公開4日目のお盆休み突入の平日月曜20時からの回、170席の劇場は30人の入りです。


今は建築家をしているジャック(ショーン・ペン)が、アメリカ西部の田舎町で厳格な父(ブラッド・ピット)と優しき母(ジェシカ・チャステイン)の元で育てられた過去を振り返る様子と、同時に宇宙の起源、地球の誕生、生命の誕生、恐竜時代とその終焉という壮大な映像と交錯させ、生と死、時間等を描いて行きます。
予想以上に脱構築されたドラマと、前衛的な映像の氾濫に、少々の驚きを持って観ました。


何よりも映像が素晴らしい。
特に壮大な宇宙史/地球史は圧巻です。
視覚効果コンサルタントは懐かしやダグラス・トランブル
2001年宇宙の旅』のスターゲイト場面に始まり、『未知との遭遇』、『スター・トレック』、『ブレードランナー』、『ブレインストーム』と、美しい光が特徴の特撮を創り出して来た、映画史に残る技術者でありアーティストです。
ここまで個性のある視覚効果監督は、映画史でも唯一無二の存在でしょう。
個性的な特撮監督としては、ウィリス・H・オブライエン(『キング・コング』(1933))やレイ・ハリーハウゼンといった名前も上がりますが、彼らはストップ・モーション・アニメーター。
つまり個人作業が主な視覚効果監督です。
しかしトランブルは大人数のスタッフを従えての視覚効果監督。
本作では別に視覚効果監督がいるので、本作のトランブルの役割は、恐らくは映像の見せ方等の助言を行ったのだろうと想像されます。
それでも私のようなファンにはとても嬉しいものでした。


一方、ドラマ部分も手持ちキャメラを多用した全方位的な広角レンズ撮影で、構図も凝ったものが多い。
小さなドラマも壮大な映像に載せる事で、これもまた宇宙の一部と語っているかのようでした。
撮影監督エマニュエル・ルベツキの、これは大金星です。
興味深いのは、映像は明らかに進化論に準拠したものなのに、各人物のモノローグが信心深い事です。
科学的映像と宗教的モノローグ。
これを科学と宗教の対立/対比と見るか。
散文的ドラマは映画の後半に至って、徐々に流れが見えて来ます。
家族に厳しい厳格な父と、抑圧の中で徐々に歯向かっていく子供たち。
私は一家族のドラマも宇宙の歴史の中ではほんの一瞬であり、生と死も同様。
善良なる者が必ずしも報われる訳ではないし、人生とは不条理なもの。
宗教的であろうがなかろうが、人生は厳密には生命の大きな流れの1つであり、つまりテーマも進化論が前提のものである、と解釈しました。

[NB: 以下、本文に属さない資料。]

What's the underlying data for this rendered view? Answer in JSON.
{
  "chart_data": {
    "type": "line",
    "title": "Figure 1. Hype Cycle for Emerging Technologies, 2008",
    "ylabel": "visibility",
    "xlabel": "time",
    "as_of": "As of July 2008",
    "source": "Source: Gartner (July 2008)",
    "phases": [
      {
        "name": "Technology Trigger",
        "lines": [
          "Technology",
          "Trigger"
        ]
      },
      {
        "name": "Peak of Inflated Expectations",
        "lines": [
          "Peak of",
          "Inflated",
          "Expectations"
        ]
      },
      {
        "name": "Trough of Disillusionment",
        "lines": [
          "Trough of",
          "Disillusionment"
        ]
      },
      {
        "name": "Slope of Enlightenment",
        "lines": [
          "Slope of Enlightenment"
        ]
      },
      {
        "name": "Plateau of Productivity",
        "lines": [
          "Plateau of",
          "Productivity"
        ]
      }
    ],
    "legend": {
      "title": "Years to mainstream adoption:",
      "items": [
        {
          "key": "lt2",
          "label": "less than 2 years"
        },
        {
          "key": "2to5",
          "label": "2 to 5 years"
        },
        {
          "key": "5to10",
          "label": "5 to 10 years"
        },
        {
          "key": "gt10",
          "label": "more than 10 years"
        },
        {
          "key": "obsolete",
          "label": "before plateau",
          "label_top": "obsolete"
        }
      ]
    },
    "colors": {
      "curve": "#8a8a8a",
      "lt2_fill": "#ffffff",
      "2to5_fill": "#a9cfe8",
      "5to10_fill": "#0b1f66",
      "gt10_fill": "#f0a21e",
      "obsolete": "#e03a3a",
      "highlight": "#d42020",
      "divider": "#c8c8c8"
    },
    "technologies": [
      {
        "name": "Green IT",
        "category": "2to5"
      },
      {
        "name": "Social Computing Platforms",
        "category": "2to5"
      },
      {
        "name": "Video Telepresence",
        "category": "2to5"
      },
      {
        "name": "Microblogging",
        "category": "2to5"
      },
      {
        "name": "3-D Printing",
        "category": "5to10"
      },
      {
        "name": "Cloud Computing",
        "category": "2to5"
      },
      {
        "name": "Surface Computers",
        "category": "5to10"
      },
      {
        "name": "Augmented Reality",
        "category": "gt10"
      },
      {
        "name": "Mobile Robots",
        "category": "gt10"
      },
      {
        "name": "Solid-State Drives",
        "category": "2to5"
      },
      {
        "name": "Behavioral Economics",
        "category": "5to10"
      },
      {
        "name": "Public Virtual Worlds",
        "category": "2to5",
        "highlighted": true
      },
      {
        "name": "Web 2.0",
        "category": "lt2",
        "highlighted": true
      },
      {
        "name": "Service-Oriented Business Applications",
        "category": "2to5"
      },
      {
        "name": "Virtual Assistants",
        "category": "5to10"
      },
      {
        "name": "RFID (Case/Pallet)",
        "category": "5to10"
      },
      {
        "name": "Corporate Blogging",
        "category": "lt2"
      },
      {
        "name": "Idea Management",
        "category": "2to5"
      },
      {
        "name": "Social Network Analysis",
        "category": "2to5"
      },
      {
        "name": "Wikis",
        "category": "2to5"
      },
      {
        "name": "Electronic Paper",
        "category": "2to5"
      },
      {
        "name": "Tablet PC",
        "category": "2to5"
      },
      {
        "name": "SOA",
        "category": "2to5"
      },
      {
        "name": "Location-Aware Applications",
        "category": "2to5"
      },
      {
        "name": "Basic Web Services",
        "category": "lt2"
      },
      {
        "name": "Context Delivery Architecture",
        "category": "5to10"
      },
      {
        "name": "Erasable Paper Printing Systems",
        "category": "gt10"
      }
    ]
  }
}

と、誠に壮大かつミニマムな映画なのですが、2時間18分の上映は少々冗長でした。
シン・レッド・ライン』もそうなのですが、テレンス・マリックの演出は神がかって美しいものの、いささか長過ぎる。
あと15分は切って2時間程度に収めれば良かったと思います。
この映画は飽くまでも劇場の大画面で「体感する」ものです。
もしご覧になるならば劇場で。


ブラッド・ピットは今までに無い演技で良かった。
新顔ジェシカ・チャステインも古風でありながら新鮮でした。
ブライス・ダラス・ハワードに似ているし、本名も姓がハワードだから、一瞬血縁関係者かと思いましたが、IMDbには特にその旨書いていませんでした。
ショーン・ペンも殆ど台詞が無いながらも印象的です。